July 29 – The Metro Board of Directors voted unanimously last week to award $15 million to Destination Crenshaw, an open-air museum of public art, parks, and murals that will celebrate black Los Angeles. It will run parallel to a section of Metro’s Crenshaw/LAX light rail line.
The board awarded the money to help fund construction of Sankofa Park, an open space that will be located where Crenshaw and Leimert boulevards meet.
Anthony Crump, interim deputy executive officer for community relations at Metro, told the board that this park was selected to receive Metro funds in part because Metro was already on the hook to improve the parcel as part of the Crenshaw/LAX rail line project. The agency planned to reconstruct the center median that is central to the park, as well as replace curbs and sidewalks around the property.
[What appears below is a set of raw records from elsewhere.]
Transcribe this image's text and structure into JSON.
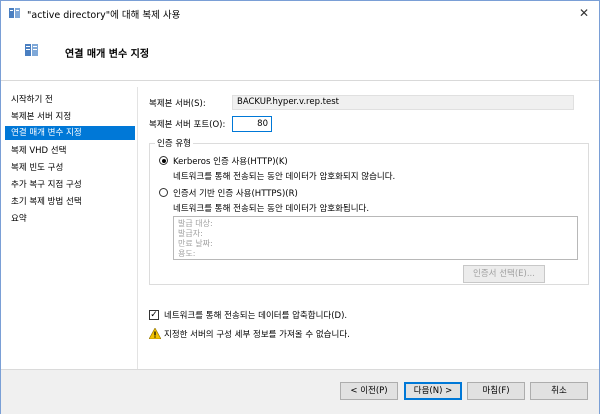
{
  "window": {
    "title": "\"active directory\"에 대해 복제 사용",
    "close": "✕"
  },
  "header": {
    "title": "연결 매개 변수 지정"
  },
  "nav": {
    "items": [
      {
        "label": "시작하기 전",
        "active": false
      },
      {
        "label": "복제본 서버 지정",
        "active": false
      },
      {
        "label": "연결 매개 변수 지정",
        "active": true
      },
      {
        "label": "복제 VHD 선택",
        "active": false
      },
      {
        "label": "복제 빈도 구성",
        "active": false
      },
      {
        "label": "추가 복구 지점 구성",
        "active": false
      },
      {
        "label": "초기 복제 방법 선택",
        "active": false
      },
      {
        "label": "요약",
        "active": false
      }
    ]
  },
  "form": {
    "server_label": "복제본 서버(S):",
    "server_value": "BACKUP.hyper.v.rep.test",
    "port_label": "복제본 서버 포트(O):",
    "port_value": "80",
    "auth_group_title": "인증 유형",
    "kerberos_label": "Kerberos 인증 사용(HTTP)(K)",
    "kerberos_desc": "네트워크를 통해 전송되는 동안 데이터가 암호화되지 않습니다.",
    "cert_label": "인증서 기반 인증 사용(HTTPS)(R)",
    "cert_desc": "네트워크를 통해 전송되는 동안 데이터가 암호화됩니다.",
    "cert_fields": [
      "발급 대상:",
      "발급자:",
      "만료 날짜:",
      "용도:"
    ],
    "select_cert_button": "인증서 선택(E)...",
    "compress_label": "네트워크를 통해 전송되는 데이터를 압축합니다(D).",
    "compress_checked": true,
    "warning_text": "지정한 서버의 구성 세부 정보를 가져올 수 없습니다."
  },
  "footer": {
    "prev": "< 이전(P)",
    "next": "다음(N) >",
    "finish": "마침(F)",
    "cancel": "취소"
  },
  "colors": {
    "accent": "#0078d7",
    "warning": "#f2c200"
  }
}
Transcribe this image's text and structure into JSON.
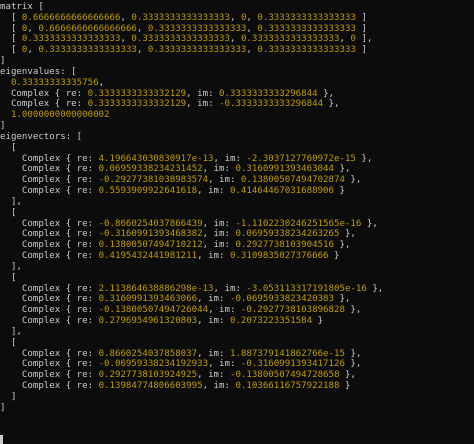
{
  "window": {
    "background": "#0c0c0c"
  },
  "colors": {
    "text": "#cccccc",
    "number": "#c19c00"
  },
  "lines": [
    [
      [
        "t",
        "matrix ["
      ]
    ],
    [
      [
        "t",
        "  [ "
      ],
      [
        "n",
        "0.6666666666666666"
      ],
      [
        "t",
        ", "
      ],
      [
        "n",
        "0.3333333333333333"
      ],
      [
        "t",
        ", "
      ],
      [
        "n",
        "0"
      ],
      [
        "t",
        ", "
      ],
      [
        "n",
        "0.3333333333333333"
      ],
      [
        "t",
        " ]"
      ]
    ],
    [
      [
        "t",
        "  [ "
      ],
      [
        "n",
        "0"
      ],
      [
        "t",
        ", "
      ],
      [
        "n",
        "0.6666666666666666"
      ],
      [
        "t",
        ", "
      ],
      [
        "n",
        "0.3333333333333333"
      ],
      [
        "t",
        ", "
      ],
      [
        "n",
        "0.3333333333333333"
      ],
      [
        "t",
        " ]"
      ]
    ],
    [
      [
        "t",
        "  [ "
      ],
      [
        "n",
        "0.3333333333333333"
      ],
      [
        "t",
        ", "
      ],
      [
        "n",
        "0.3333333333333333"
      ],
      [
        "t",
        ", "
      ],
      [
        "n",
        "0.3333333333333333"
      ],
      [
        "t",
        ", "
      ],
      [
        "n",
        "0"
      ],
      [
        "t",
        " ],"
      ]
    ],
    [
      [
        "t",
        "  [ "
      ],
      [
        "n",
        "0"
      ],
      [
        "t",
        ", "
      ],
      [
        "n",
        "0.3333333333333333"
      ],
      [
        "t",
        ", "
      ],
      [
        "n",
        "0.3333333333333333"
      ],
      [
        "t",
        ", "
      ],
      [
        "n",
        "0.3333333333333333"
      ],
      [
        "t",
        " ]"
      ]
    ],
    [
      [
        "t",
        "]"
      ]
    ],
    [
      [
        "t",
        "eigenvalues: ["
      ]
    ],
    [
      [
        "t",
        "  "
      ],
      [
        "n",
        "0.33333333335756"
      ],
      [
        "t",
        ","
      ]
    ],
    [
      [
        "t",
        "  Complex { re: "
      ],
      [
        "n",
        "0.3333333333332129"
      ],
      [
        "t",
        ", im: "
      ],
      [
        "n",
        "0.3333333333296844"
      ],
      [
        "t",
        " },"
      ]
    ],
    [
      [
        "t",
        "  Complex { re: "
      ],
      [
        "n",
        "0.3333333333332129"
      ],
      [
        "t",
        ", im: "
      ],
      [
        "n",
        "-0.3333333333296844"
      ],
      [
        "t",
        " },"
      ]
    ],
    [
      [
        "t",
        "  "
      ],
      [
        "n",
        "1.0000000000000002"
      ]
    ],
    [
      [
        "t",
        "]"
      ]
    ],
    [
      [
        "t",
        "eigenvectors: ["
      ]
    ],
    [
      [
        "t",
        "  ["
      ]
    ],
    [
      [
        "t",
        "    Complex { re: "
      ],
      [
        "n",
        "4.196643030830917e-13"
      ],
      [
        "t",
        ", im: "
      ],
      [
        "n",
        "-2.3037127760972e-15"
      ],
      [
        "t",
        " },"
      ]
    ],
    [
      [
        "t",
        "    Complex { re: "
      ],
      [
        "n",
        "0.06959338234231452"
      ],
      [
        "t",
        ", im: "
      ],
      [
        "n",
        "0.3160991393463044"
      ],
      [
        "t",
        " },"
      ]
    ],
    [
      [
        "t",
        "    Complex { re: "
      ],
      [
        "n",
        "-0.29277381038983574"
      ],
      [
        "t",
        ", im: "
      ],
      [
        "n",
        "0.13800507494702874"
      ],
      [
        "t",
        " },"
      ]
    ],
    [
      [
        "t",
        "    Complex { re: "
      ],
      [
        "n",
        "0.5593909922641618"
      ],
      [
        "t",
        ", im: "
      ],
      [
        "n",
        "0.41464467031688906"
      ],
      [
        "t",
        " }"
      ]
    ],
    [
      [
        "t",
        "  ],"
      ]
    ],
    [
      [
        "t",
        "  ["
      ]
    ],
    [
      [
        "t",
        "    Complex { re: "
      ],
      [
        "n",
        "-0.8660254037866439"
      ],
      [
        "t",
        ", im: "
      ],
      [
        "n",
        "-1.1102230246251565e-16"
      ],
      [
        "t",
        " },"
      ]
    ],
    [
      [
        "t",
        "    Complex { re: "
      ],
      [
        "n",
        "-0.3160991393468382"
      ],
      [
        "t",
        ", im: "
      ],
      [
        "n",
        "0.06959338234263265"
      ],
      [
        "t",
        " },"
      ]
    ],
    [
      [
        "t",
        "    Complex { re: "
      ],
      [
        "n",
        "0.13800507494710212"
      ],
      [
        "t",
        ", im: "
      ],
      [
        "n",
        "0.2927738103904516"
      ],
      [
        "t",
        " },"
      ]
    ],
    [
      [
        "t",
        "    Complex { re: "
      ],
      [
        "n",
        "0.4195432441981211"
      ],
      [
        "t",
        ", im: "
      ],
      [
        "n",
        "0.3109835027376666"
      ],
      [
        "t",
        " }"
      ]
    ],
    [
      [
        "t",
        "  ],"
      ]
    ],
    [
      [
        "t",
        "  ["
      ]
    ],
    [
      [
        "t",
        "    Complex { re: "
      ],
      [
        "n",
        "2.113864638886298e-13"
      ],
      [
        "t",
        ", im: "
      ],
      [
        "n",
        "-3.053113317191805e-16"
      ],
      [
        "t",
        " },"
      ]
    ],
    [
      [
        "t",
        "    Complex { re: "
      ],
      [
        "n",
        "0.3160991393463066"
      ],
      [
        "t",
        ", im: "
      ],
      [
        "n",
        "-0.0695933823420383"
      ],
      [
        "t",
        " },"
      ]
    ],
    [
      [
        "t",
        "    Complex { re: "
      ],
      [
        "n",
        "-0.13800507494726044"
      ],
      [
        "t",
        ", im: "
      ],
      [
        "n",
        "-0.2927738103896828"
      ],
      [
        "t",
        " },"
      ]
    ],
    [
      [
        "t",
        "    Complex { re: "
      ],
      [
        "n",
        "0.2796954961320803"
      ],
      [
        "t",
        ", im: "
      ],
      [
        "n",
        "0.2073223351584"
      ],
      [
        "t",
        " }"
      ]
    ],
    [
      [
        "t",
        "  ],"
      ]
    ],
    [
      [
        "t",
        "  ["
      ]
    ],
    [
      [
        "t",
        "    Complex { re: "
      ],
      [
        "n",
        "0.8660254037858037"
      ],
      [
        "t",
        ", im: "
      ],
      [
        "n",
        "1.887379141862766e-15"
      ],
      [
        "t",
        " },"
      ]
    ],
    [
      [
        "t",
        "    Complex { re: "
      ],
      [
        "n",
        "-0.06959338234192933"
      ],
      [
        "t",
        ", im: "
      ],
      [
        "n",
        "-0.3160991393417126"
      ],
      [
        "t",
        " },"
      ]
    ],
    [
      [
        "t",
        "    Complex { re: "
      ],
      [
        "n",
        "0.2927738103924925"
      ],
      [
        "t",
        ", im: "
      ],
      [
        "n",
        "-0.13800507494728658"
      ],
      [
        "t",
        " },"
      ]
    ],
    [
      [
        "t",
        "    Complex { re: "
      ],
      [
        "n",
        "0.13984774806603995"
      ],
      [
        "t",
        ", im: "
      ],
      [
        "n",
        "0.10366116757922188"
      ],
      [
        "t",
        " }"
      ]
    ],
    [
      [
        "t",
        "  ]"
      ]
    ],
    [
      [
        "t",
        "]"
      ]
    ],
    [
      [
        "t",
        ""
      ]
    ],
    [
      [
        "t",
        ""
      ]
    ],
    [
      [
        "c",
        ""
      ]
    ]
  ]
}
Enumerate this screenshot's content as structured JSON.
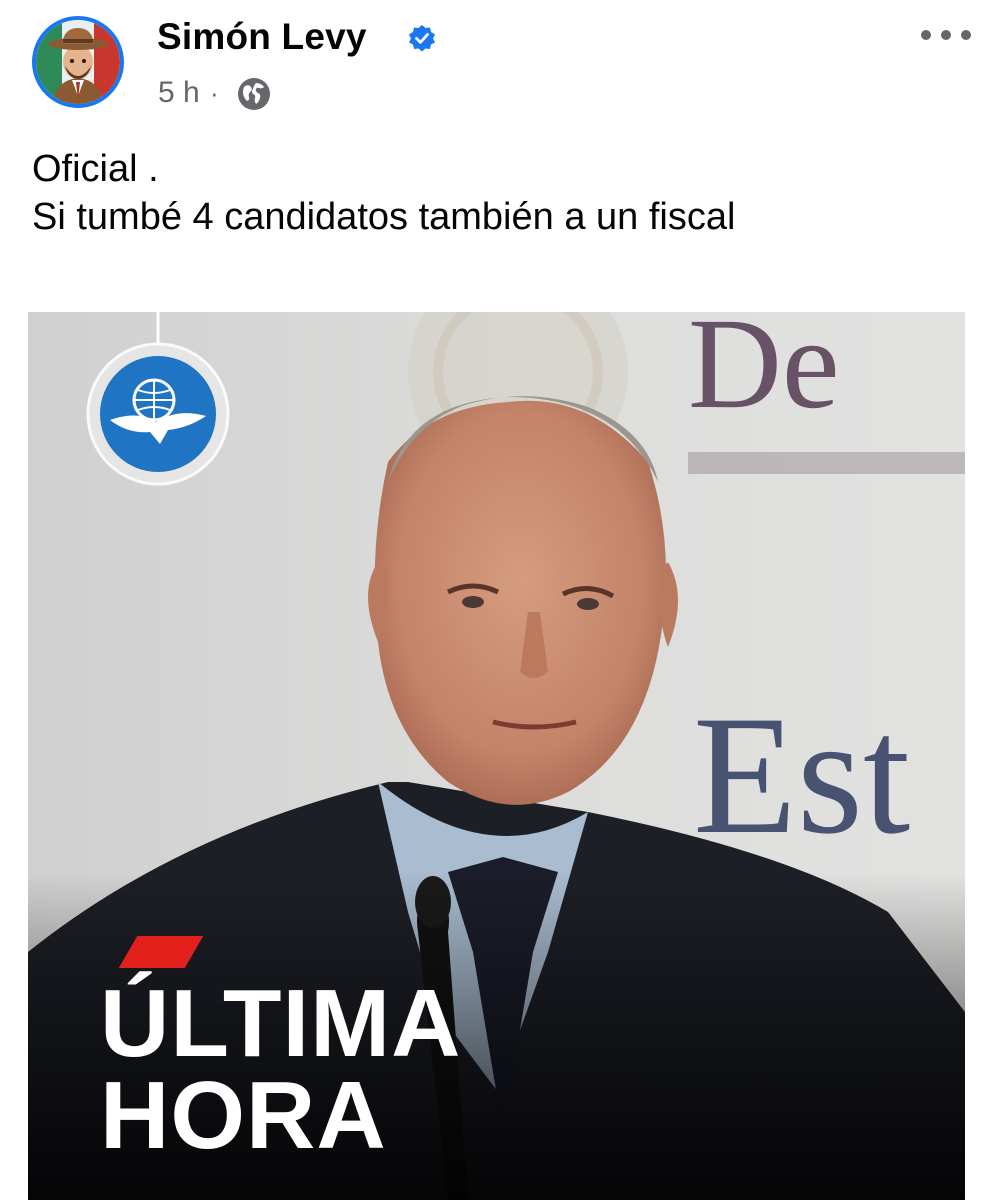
{
  "post": {
    "author": "Simón Levy",
    "verified": true,
    "time": "5 h",
    "separator": "·",
    "audience_icon": "globe-icon",
    "menu_icon": "more-horizontal-icon",
    "text_lines": [
      "Oficial .",
      "Si tumbé 4 candidatos también a un fiscal"
    ]
  },
  "image": {
    "headline_line1": "ÚLTIMA",
    "headline_line2": "HORA",
    "bg_text_top": "De",
    "bg_text_bottom": "Est",
    "logo_icon": "eagle-globe-logo-icon"
  },
  "colors": {
    "accent": "#1877f2",
    "headline_tab": "#e3201b",
    "logo_blue": "#1f75c4"
  }
}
The park also provides a “critical linkage” between Leimert Park and Park Mesa Heights, Crump says.
Destination Crenshaw the community’s response to Metro’s decision to put a section of the Crenshaw/LAX Line along Crenshaw Boulevard at ground level—instead of underground.
The 1.3-mile project—designed by Perkins + Will with landscape by Studio-MLA—will run the length of the above-ground segment of the line, between 48th and 60th streets. There is movement to extend it further north to Obama Boulevard, an addition that would double Destination Crenshaw’s size.
Destination Crenshaw is viewed by Metro officials as an investment in increasing ridership on the under-construction rail line (at a time when transit ridership overall continues its decline) that will contribute to economic development in the area.
According to Crump, the project has a budget of about $100 million. Of that, Crump says Destination Crenshaw has already received $10 million from the state of California and “$5 to 6 million” from city of Los Angeles. Construction is expected to begin this fall.